The island's Marine Resources is working with the local fishing community to trial biodegradable pot elements in a bid to reduce 'ghost fishing'.
Ghost fishing occurs when lost or abandoned fishing gear continues to capture fish.
Sea creatures caught in the equipment can die and attract scavengers which get caught in that same net, creating a vicious cycle.
Therefore, Marine Resources are working with members of the fishing community in Jersey to trial fishing pots held shut with biodegradable twine which would break down if the pot was lost at sea and reduce the number of sea creatures getting trapped in the equipment.
Marine and Fisheries Scientist, Francis Binney explained that the fishing pots in the trial are "totally normal" except for the small piece of twine holding them shut, which is designed to "break down in about three months".
He explained that this would reduce the impact of ghost fishing, as any pots lost at sea would only continue to fish for a short period of time, until the twine breaks.

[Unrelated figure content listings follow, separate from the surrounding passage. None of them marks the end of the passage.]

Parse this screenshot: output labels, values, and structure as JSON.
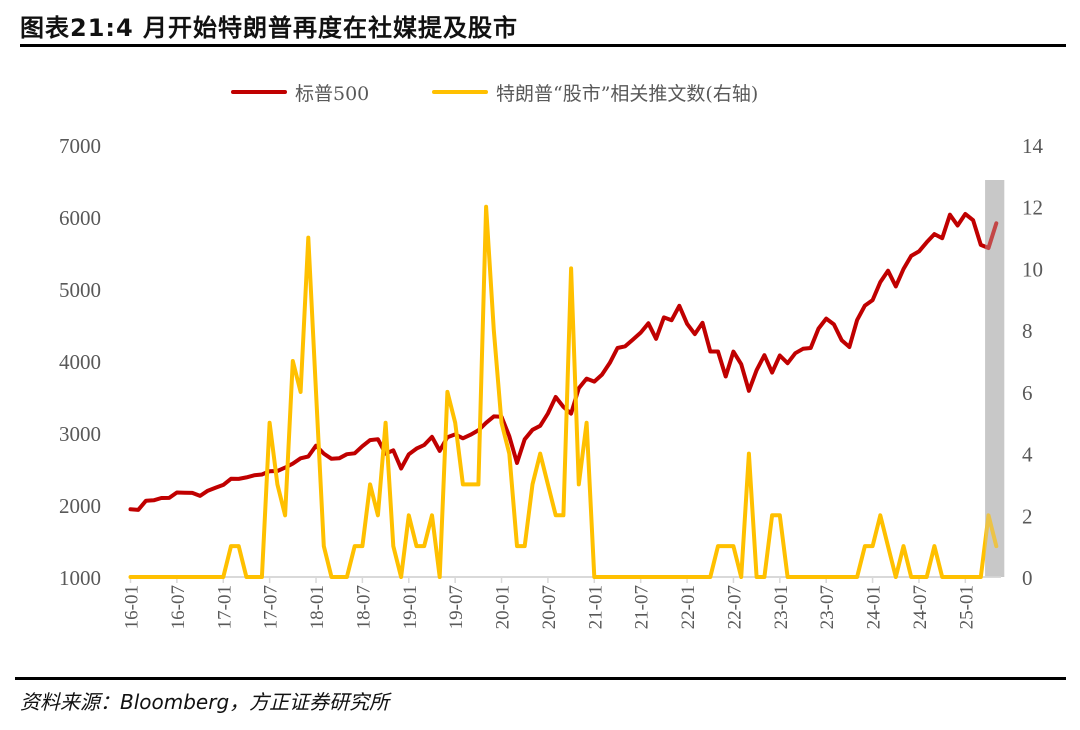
{
  "title": "图表21:4 月开始特朗普再度在社媒提及股市",
  "source": "资料来源：Bloomberg，方正证券研究所",
  "chart_data": {
    "type": "line",
    "title": "图表21:4 月开始特朗普再度在社媒提及股市",
    "x_start": "16-01",
    "x_frequency": "monthly",
    "x_tick_labels": [
      "16-01",
      "16-07",
      "17-01",
      "17-07",
      "18-01",
      "18-07",
      "19-01",
      "19-07",
      "20-01",
      "20-07",
      "21-01",
      "21-07",
      "22-01",
      "22-07",
      "23-01",
      "23-07",
      "24-01",
      "24-07",
      "25-01"
    ],
    "left_axis": {
      "ylim": [
        1000,
        7000
      ],
      "ticks": [
        "1000",
        "2000",
        "3000",
        "4000",
        "5000",
        "6000",
        "7000"
      ]
    },
    "right_axis": {
      "ylim": [
        0,
        14
      ],
      "ticks": [
        "0",
        "2",
        "4",
        "6",
        "8",
        "10",
        "12",
        "14"
      ]
    },
    "grid": false,
    "legend_position": "top",
    "highlight": {
      "from": "25-04",
      "to": "25-05",
      "color": "#c8c8c8"
    },
    "series": [
      {
        "name": "标普500",
        "axis": "left",
        "color": "#c00000",
        "values": [
          1940,
          1932,
          2060,
          2065,
          2097,
          2099,
          2174,
          2171,
          2168,
          2126,
          2199,
          2239,
          2279,
          2364,
          2363,
          2384,
          2412,
          2423,
          2470,
          2472,
          2519,
          2575,
          2648,
          2674,
          2824,
          2714,
          2641,
          2648,
          2705,
          2718,
          2816,
          2902,
          2914,
          2712,
          2760,
          2507,
          2704,
          2784,
          2834,
          2946,
          2752,
          2942,
          2980,
          2926,
          2977,
          3038,
          3141,
          3231,
          3226,
          2954,
          2585,
          2912,
          3044,
          3100,
          3271,
          3500,
          3363,
          3270,
          3622,
          3756,
          3714,
          3811,
          3973,
          4181,
          4204,
          4298,
          4395,
          4523,
          4308,
          4605,
          4567,
          4766,
          4516,
          4374,
          4530,
          4132,
          4132,
          3785,
          4130,
          3955,
          3586,
          3872,
          4080,
          3840,
          4077,
          3970,
          4109,
          4169,
          4180,
          4450,
          4589,
          4508,
          4288,
          4194,
          4568,
          4770,
          4846,
          5096,
          5254,
          5036,
          5278,
          5460,
          5522,
          5648,
          5762,
          5705,
          6032,
          5882,
          6041,
          5955,
          5612,
          5569,
          5912
        ]
      },
      {
        "name": "特朗普“股市”相关推文数(右轴)",
        "axis": "right",
        "color": "#ffc000",
        "values": [
          0,
          0,
          0,
          0,
          0,
          0,
          0,
          0,
          0,
          0,
          0,
          0,
          0,
          1,
          1,
          0,
          0,
          0,
          5,
          3,
          2,
          7,
          6,
          11,
          6,
          1,
          0,
          0,
          0,
          1,
          1,
          3,
          2,
          5,
          1,
          0,
          2,
          1,
          1,
          2,
          0,
          6,
          5,
          3,
          3,
          3,
          12,
          8,
          5,
          4,
          1,
          1,
          3,
          4,
          3,
          2,
          2,
          10,
          3,
          5,
          0,
          0,
          0,
          0,
          0,
          0,
          0,
          0,
          0,
          0,
          0,
          0,
          0,
          0,
          0,
          0,
          1,
          1,
          1,
          0,
          4,
          0,
          0,
          2,
          2,
          0,
          0,
          0,
          0,
          0,
          0,
          0,
          0,
          0,
          0,
          1,
          1,
          2,
          1,
          0,
          1,
          0,
          0,
          0,
          1,
          0,
          0,
          0,
          0,
          0,
          0,
          2,
          1
        ]
      }
    ]
  }
}
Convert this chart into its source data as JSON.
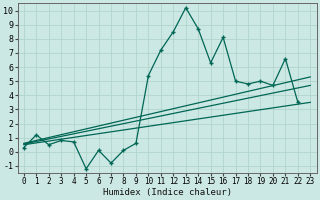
{
  "xlabel": "Humidex (Indice chaleur)",
  "bg_color": "#cce8e4",
  "grid_color": "#b0d4cc",
  "line_color": "#006655",
  "x_data": [
    0,
    1,
    2,
    3,
    4,
    5,
    6,
    7,
    8,
    9,
    10,
    11,
    12,
    13,
    14,
    15,
    16,
    17,
    18,
    19,
    20,
    21,
    22
  ],
  "y_main": [
    0.3,
    1.2,
    0.5,
    0.8,
    0.7,
    -1.2,
    0.1,
    -0.8,
    0.1,
    0.6,
    5.4,
    7.2,
    8.5,
    10.2,
    8.7,
    6.3,
    8.1,
    5.0,
    4.8,
    5.0,
    4.7,
    6.6,
    3.5
  ],
  "y_reg1_start": 0.6,
  "y_reg1_end": 5.3,
  "y_reg2_start": 0.55,
  "y_reg2_end": 4.7,
  "y_reg3_start": 0.5,
  "y_reg3_end": 3.5,
  "ylim": [
    -1.5,
    10.5
  ],
  "xlim": [
    -0.5,
    23.5
  ],
  "yticks": [
    -1,
    0,
    1,
    2,
    3,
    4,
    5,
    6,
    7,
    8,
    9,
    10
  ],
  "xticks": [
    0,
    1,
    2,
    3,
    4,
    5,
    6,
    7,
    8,
    9,
    10,
    11,
    12,
    13,
    14,
    15,
    16,
    17,
    18,
    19,
    20,
    21,
    22,
    23
  ]
}
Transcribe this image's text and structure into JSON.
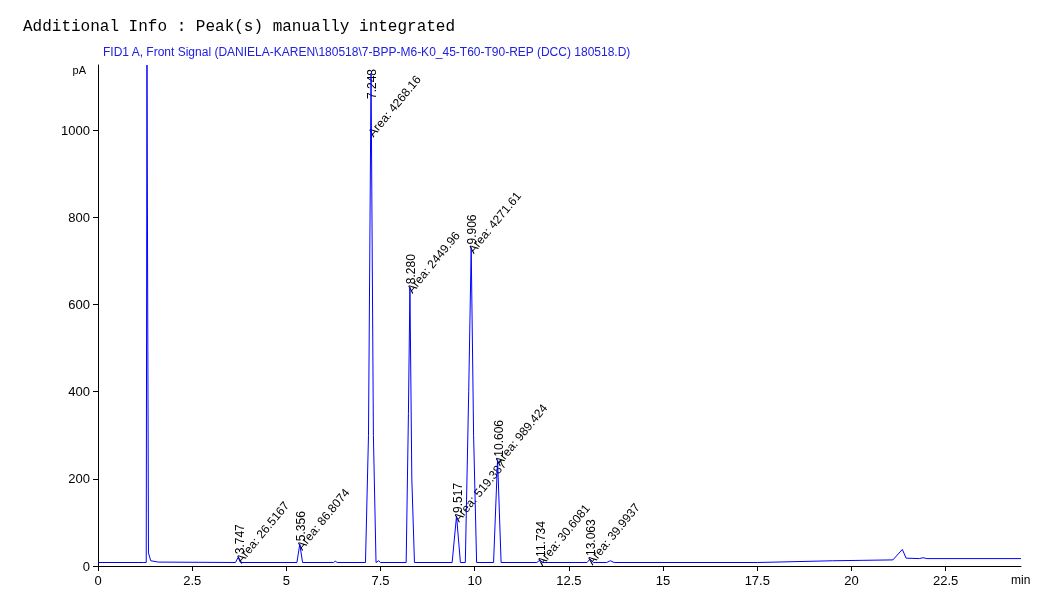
{
  "chart_data": {
    "type": "line",
    "title": "Additional Info : Peak(s) manually integrated",
    "subtitle": "FID1 A, Front Signal (DANIELA-KAREN\\180518\\7-BPP-M6-K0_45-T60-T90-REP (DCC) 180518.D)",
    "xlabel": "min",
    "ylabel": "pA",
    "xlim": [
      0,
      24.5
    ],
    "xticks": [
      0,
      2.5,
      5,
      7.5,
      10,
      12.5,
      15,
      17.5,
      20,
      22.5
    ],
    "ylim": [
      0,
      1150
    ],
    "yticks": [
      0,
      200,
      400,
      600,
      800,
      1000
    ],
    "grid": false,
    "marker": "none",
    "line_style": "solid",
    "series": [
      {
        "color": "#0000ff",
        "x": [
          0,
          1.2,
          1.28,
          1.3,
          1.34,
          1.4,
          1.6,
          3.65,
          3.72,
          3.78,
          5.28,
          5.356,
          5.43,
          6.25,
          6.3,
          6.35,
          7.1,
          7.18,
          7.248,
          7.31,
          7.38,
          7.45,
          7.5,
          8.18,
          8.24,
          8.28,
          8.33,
          8.4,
          9.4,
          9.517,
          9.62,
          9.75,
          9.84,
          9.906,
          9.97,
          10.05,
          10.5,
          10.606,
          10.7,
          11.65,
          11.734,
          11.8,
          12.98,
          13.063,
          13.15,
          13.5,
          13.6,
          13.7,
          17.5,
          18.5,
          19.5,
          20.3,
          21.1,
          21.35,
          21.45,
          21.8,
          21.9,
          22,
          24.5
        ],
        "values": [
          8,
          8,
          8,
          1150,
          30,
          12,
          9,
          8,
          20,
          8,
          8,
          50,
          8,
          8,
          11,
          8,
          8,
          300,
          1130,
          300,
          8,
          12,
          8,
          8,
          350,
          640,
          200,
          8,
          8,
          115,
          8,
          8,
          400,
          731,
          300,
          8,
          8,
          244,
          8,
          8,
          14,
          8,
          8,
          16,
          8,
          8,
          12,
          8,
          8,
          10,
          12,
          13,
          14,
          38,
          18,
          17,
          19,
          17,
          17
        ]
      }
    ],
    "annotations": [
      {
        "text": "3.747",
        "x": 3.747,
        "y": 20
      },
      {
        "text": "Area: 26.5167",
        "x": 3.747,
        "y": 20
      },
      {
        "text": "5.356",
        "x": 5.356,
        "y": 50
      },
      {
        "text": "Area: 86.8074",
        "x": 5.356,
        "y": 50
      },
      {
        "text": "7.248",
        "x": 7.248,
        "y": 1130
      },
      {
        "text": "Area: 4268.16",
        "x": 7.248,
        "y": 1130
      },
      {
        "text": "8.280",
        "x": 8.28,
        "y": 640
      },
      {
        "text": "Area: 2449.96",
        "x": 8.28,
        "y": 640
      },
      {
        "text": "9.517",
        "x": 9.517,
        "y": 115
      },
      {
        "text": "Area: 519.387",
        "x": 9.517,
        "y": 115
      },
      {
        "text": "9.906",
        "x": 9.906,
        "y": 731
      },
      {
        "text": "Area: 4271.61",
        "x": 9.906,
        "y": 731
      },
      {
        "text": "10.606",
        "x": 10.606,
        "y": 244
      },
      {
        "text": "Area: 989.424",
        "x": 10.606,
        "y": 244
      },
      {
        "text": "11.734",
        "x": 11.734,
        "y": 14
      },
      {
        "text": "Area: 30.6081",
        "x": 11.734,
        "y": 14
      },
      {
        "text": "13.063",
        "x": 13.063,
        "y": 16
      },
      {
        "text": "Area: 39.9937",
        "x": 13.063,
        "y": 16
      }
    ]
  }
}
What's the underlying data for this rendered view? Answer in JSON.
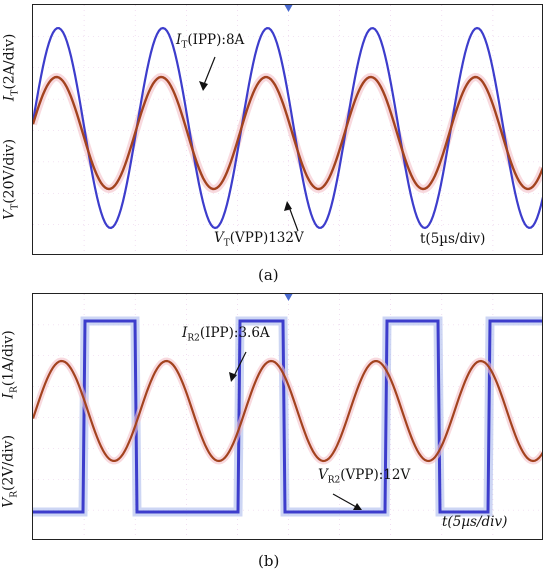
{
  "chart_data": [
    {
      "panel": "a",
      "type": "line",
      "caption": "(a)",
      "y_labels": [
        "IT(2A/div)",
        "VT(20V/div)"
      ],
      "y_label_parts": [
        {
          "sym": "I",
          "sub": "T",
          "rest": "(2A/div)"
        },
        {
          "sym": "V",
          "sub": "T",
          "rest": "(20V/div)"
        }
      ],
      "xlabel": "t(5µs/div)",
      "annotations": [
        {
          "sym": "I",
          "sub": "T",
          "rest": "(IPP):8A"
        },
        {
          "sym": "V",
          "sub": "T",
          "rest": "(VPP)132V"
        }
      ],
      "time_per_div_us": 5,
      "series": [
        {
          "name": "IT",
          "color": "#3d3dcc",
          "waveform": "sine",
          "peak_to_peak": 8,
          "unit": "A",
          "period_divs": 2.05
        },
        {
          "name": "VT",
          "color": "#a3431f",
          "waveform": "sine",
          "peak_to_peak": 132,
          "unit": "V",
          "period_divs": 2.05
        }
      ]
    },
    {
      "panel": "b",
      "type": "line",
      "caption": "(b)",
      "y_labels": [
        "IR(1A/div)",
        "VR(2V/div)"
      ],
      "y_label_parts": [
        {
          "sym": "I",
          "sub": "R",
          "rest": "(1A/div)"
        },
        {
          "sym": "V",
          "sub": "R",
          "rest": "(2V/div)"
        }
      ],
      "xlabel": "t(5µs/div)",
      "annotations": [
        {
          "sym": "I",
          "sub": "R2",
          "rest": "(IPP):3.6A"
        },
        {
          "sym": "V",
          "sub": "R2",
          "rest": "(VPP):12V"
        }
      ],
      "time_per_div_us": 5,
      "series": [
        {
          "name": "IR2",
          "color": "#a3431f",
          "waveform": "sine",
          "peak_to_peak": 3.6,
          "unit": "A",
          "period_divs": 2.05
        },
        {
          "name": "VR2",
          "color": "#3d3dcc",
          "waveform": "square",
          "peak_to_peak": 12,
          "unit": "V",
          "period_divs": 4.1
        }
      ]
    }
  ]
}
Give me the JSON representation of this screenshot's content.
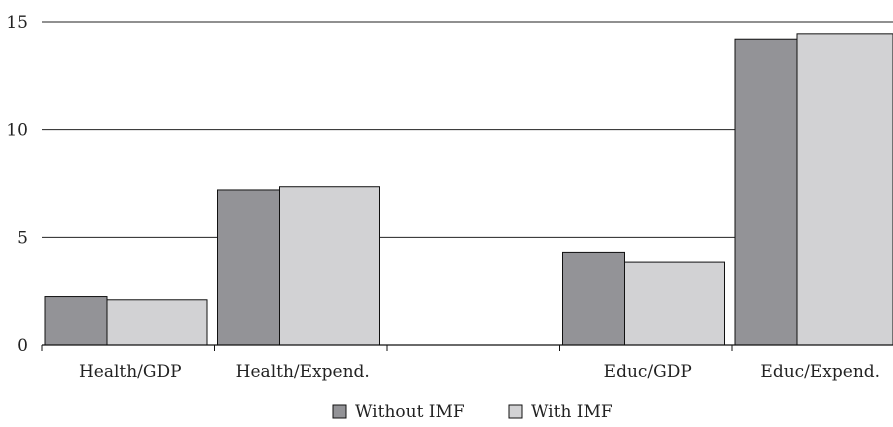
{
  "chart_data": {
    "type": "bar",
    "categories": [
      "Health/GDP",
      "Health/Expend.",
      "",
      "Educ/GDP",
      "Educ/Expend."
    ],
    "series": [
      {
        "name": "Without IMF",
        "values": [
          2.25,
          7.2,
          null,
          4.3,
          14.2
        ],
        "color": "#939397"
      },
      {
        "name": "With IMF",
        "values": [
          2.1,
          7.35,
          null,
          3.85,
          14.45
        ],
        "color": "#d2d2d4"
      }
    ],
    "yticks": [
      0,
      5,
      10,
      15
    ],
    "ylim": [
      0,
      15
    ],
    "grid": true,
    "legend_position": "bottom-center",
    "title": "",
    "xlabel": "",
    "ylabel": ""
  }
}
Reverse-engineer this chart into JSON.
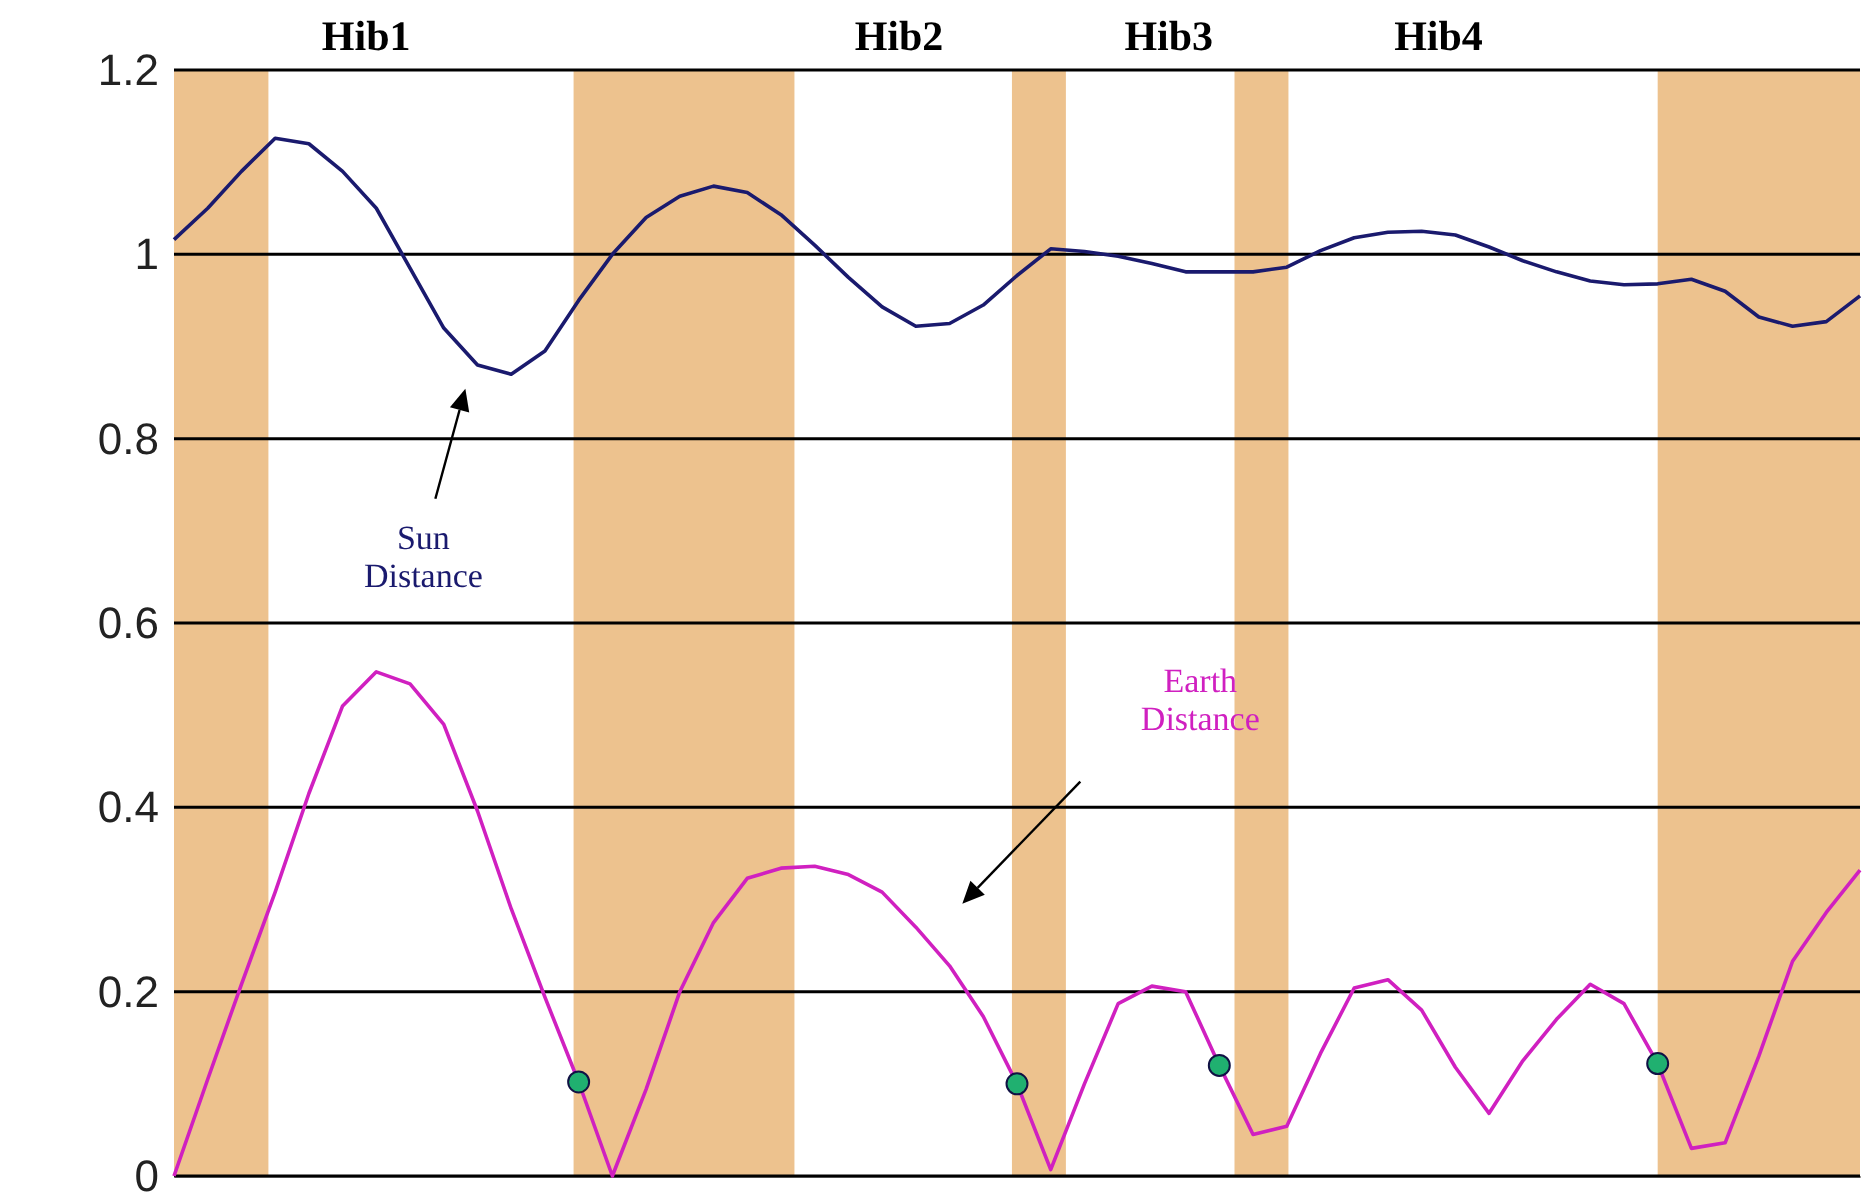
{
  "chart_data": {
    "type": "line",
    "categories": [
      null,
      null,
      null,
      null,
      null,
      null,
      null,
      null,
      null,
      null,
      null,
      null,
      null,
      null,
      null,
      null,
      null,
      null,
      null,
      null,
      null,
      null,
      null,
      null,
      null,
      null,
      null,
      null,
      null,
      null,
      null,
      null,
      null,
      null,
      null,
      null,
      null,
      null,
      null,
      null,
      null,
      null,
      null,
      null,
      null,
      null,
      null,
      null,
      null,
      null,
      null
    ],
    "ylim": [
      0,
      1.2
    ],
    "yticks": [
      0,
      0.2,
      0.4,
      0.6,
      0.8,
      1,
      1.2
    ],
    "tick_labels": "y",
    "grid": "y",
    "marker": "none",
    "line_style": "solid",
    "series": [
      {
        "name": "Sun Distance",
        "color": "#1a1a6e",
        "values": [
          1.016,
          1.05,
          1.09,
          1.126,
          1.12,
          1.09,
          1.05,
          0.985,
          0.92,
          0.88,
          0.87,
          0.895,
          0.95,
          1.0,
          1.04,
          1.063,
          1.074,
          1.067,
          1.043,
          1.01,
          0.975,
          0.943,
          0.922,
          0.925,
          0.945,
          0.977,
          1.006,
          1.003,
          0.998,
          0.99,
          0.981,
          0.981,
          0.981,
          0.986,
          1.004,
          1.018,
          1.024,
          1.025,
          1.021,
          1.008,
          0.993,
          0.981,
          0.971,
          0.967,
          0.968,
          0.973,
          0.96,
          0.932,
          0.922,
          0.927,
          0.955
        ]
      },
      {
        "name": "Earth Distance",
        "color": "#d020c0",
        "values": [
          0,
          0.105,
          0.208,
          0.308,
          0.415,
          0.51,
          0.547,
          0.534,
          0.49,
          0.396,
          0.29,
          0.194,
          0.102,
          0,
          0.094,
          0.2,
          0.275,
          0.323,
          0.334,
          0.336,
          0.327,
          0.308,
          0.27,
          0.228,
          0.173,
          0.1,
          0.007,
          0.1,
          0.187,
          0.206,
          0.2,
          0.12,
          0.045,
          0.054,
          0.133,
          0.204,
          0.213,
          0.18,
          0.118,
          0.068,
          0.125,
          0.17,
          0.208,
          0.187,
          0.122,
          0.03,
          0.036,
          0.13,
          0.233,
          0.286,
          0.332
        ]
      },
      {
        "type": "scatter",
        "color": "#20b070",
        "marker": "circle",
        "values": [
          null,
          null,
          null,
          null,
          null,
          null,
          null,
          null,
          null,
          null,
          null,
          null,
          0.102,
          null,
          null,
          null,
          null,
          null,
          null,
          null,
          null,
          null,
          null,
          null,
          null,
          0.1,
          null,
          null,
          null,
          null,
          null,
          0.12,
          null,
          null,
          null,
          null,
          null,
          null,
          null,
          null,
          null,
          null,
          null,
          null,
          0.122,
          null,
          null,
          null,
          null,
          null,
          null
        ]
      }
    ],
    "annotations": [
      "Hib1",
      "Hib2",
      "Hib3",
      "Hib4"
    ]
  }
}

"Hopefully it will help reduce the environmental impact of ghost fishing," said Mr Binney.
Pictured: Recent figures from the WWF indicate that between 500,000 and one million tons of ghost fishing equipment are abandoned in the ocean each year.
The biodegradable pot elements are currently used successfully off Greenland, and the local trial hopes to adapt this method to work in Jersey too.
Mr Binney explained that the local trial – which is expected to take three or four months – involves working out the correct thickness of the twine to ensure that it is strong enough to keep the pots closed during fishing, but thin enough to biodegrade within a relatively short amount of time if the pot is lost at sea.
If the trial is successful, the twine could be introduced as either a voluntary or compulsory measure in local fishing.
"The cost is cheap, but it just involves a bit of time and effort from the fishermen," explained Mr Binney. "It's a nice thing to do to make fishing a bit more sustainable and ensure more lobsters stay in the system."